SUPREME COURT OF THE STATE OF NEW YORK COUNTY OF BRONX: IAS PART 8
Feb 6, 2015
2015 N.Y. Slip Op. 30378 (N.Y. Sup. Ct. 2015)

Opinion

INDEX No. 308890/2011

02-06-2015

GERALD RAMOS, Plaintiff, v. THE CITY OF NEW YORK, Defendant.


DECISION/ORDER :

This motion by defendant City of New York ("City") for summary judgment dismissing the Complaint is granted.

On March 8, 2011, plaintiff Gerald Ramos was exiting a park in Bronx County through a metal gate, when he made a right turn at the sidewalk abutting the park along Nelson Avenue, stepped into a tree well, and tripped over a raised paver or cobblestone in the tree well, injuring his right knee. Plaintiff sued the defendant City, alleging the City was negligent in the planting of the tree, in the construction of the tree well and the pavers surrounding the tree, and in the maintenance of the tree well, since "said paver was caused to be raised by the root system of the tree " (Notice of Claim, #3 "manner in which the claim arose", filed April 28, 2011) and such defective condition was allowed to exist "for an unreasonable period of time" (Bill of Particulars, Par. 19-20, November 7, 2011).

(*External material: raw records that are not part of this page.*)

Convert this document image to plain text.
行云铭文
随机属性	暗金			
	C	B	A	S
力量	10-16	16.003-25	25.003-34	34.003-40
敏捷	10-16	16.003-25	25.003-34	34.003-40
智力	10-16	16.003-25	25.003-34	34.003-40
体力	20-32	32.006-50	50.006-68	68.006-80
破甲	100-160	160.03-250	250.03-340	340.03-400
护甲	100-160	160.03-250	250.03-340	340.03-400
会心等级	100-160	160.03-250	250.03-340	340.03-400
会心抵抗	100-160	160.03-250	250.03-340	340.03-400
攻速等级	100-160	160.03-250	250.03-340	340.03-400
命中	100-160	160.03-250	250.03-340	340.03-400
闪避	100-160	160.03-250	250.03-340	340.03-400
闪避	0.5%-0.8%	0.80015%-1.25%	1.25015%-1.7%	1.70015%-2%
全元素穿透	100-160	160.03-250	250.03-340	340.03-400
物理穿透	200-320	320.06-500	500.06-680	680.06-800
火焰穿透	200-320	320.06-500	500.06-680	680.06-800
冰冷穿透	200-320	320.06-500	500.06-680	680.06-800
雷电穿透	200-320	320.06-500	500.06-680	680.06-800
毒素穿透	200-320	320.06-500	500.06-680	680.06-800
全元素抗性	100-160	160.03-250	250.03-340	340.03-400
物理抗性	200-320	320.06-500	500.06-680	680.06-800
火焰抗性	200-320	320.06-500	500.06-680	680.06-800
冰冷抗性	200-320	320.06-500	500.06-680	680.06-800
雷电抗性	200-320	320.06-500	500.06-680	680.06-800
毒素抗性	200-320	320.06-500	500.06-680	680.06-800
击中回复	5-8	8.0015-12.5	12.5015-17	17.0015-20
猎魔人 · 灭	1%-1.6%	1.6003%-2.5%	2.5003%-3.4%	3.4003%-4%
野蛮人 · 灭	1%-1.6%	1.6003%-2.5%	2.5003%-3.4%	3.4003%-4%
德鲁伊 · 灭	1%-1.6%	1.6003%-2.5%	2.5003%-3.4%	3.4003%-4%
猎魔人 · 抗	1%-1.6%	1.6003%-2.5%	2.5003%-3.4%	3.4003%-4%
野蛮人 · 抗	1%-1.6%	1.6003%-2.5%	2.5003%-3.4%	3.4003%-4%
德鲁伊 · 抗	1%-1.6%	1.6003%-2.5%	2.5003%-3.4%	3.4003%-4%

After plaintiff filed his Note of Issue in November 2013, certifying that discovery was complete, the City made this motion for summary judgment arguing that the complaint should be dismissed because there is no evidence of prior written notice to the City of the alleged defect as required by the New York City Administrative Code ("Administrative Code") § 7-201(c)(1) and plaintiff has presented no evidence that one of the two recognized exceptions to the Administrative Code section are applicable here; to wit: either that the City caused and created the defective condition, or that it made a special use of the tree well.

Summary judgment is appropriate when there is no genuine issue of fact to be resolved at trial and the record submitted warrants the court as a matter of law in directing judgment (Andre v Pomeroy, 35 NY2d 361 [1974]). A party opposing a motion for summary judgment must come forward with admissible proof that would demonstrate the necessity of a trial as to an issue of fact (Friends of Animals v Associated Fur Manufacturers, 46 NY2d 1065 [1979]).

A party moving for summary judgment has the initial burden of establishing prima facie that it is entitled to judgment as a matter of law by submitting sufficient admissible evidence to demonstrate that there are no triable issues of fact (Bush v St. Clare's Hospital, 82 NY2d 738 [1993]). Only if that burden is met does the burden shift to the non-moving party to present evidence of an issue of fact for trial (Winegard v NYU Medical Center, 64 NY2d 851 [1985]). If the moving party fails to meet its burden, the motion must be denied regardless of the sufficiency of the non-moving party's opposition (id.).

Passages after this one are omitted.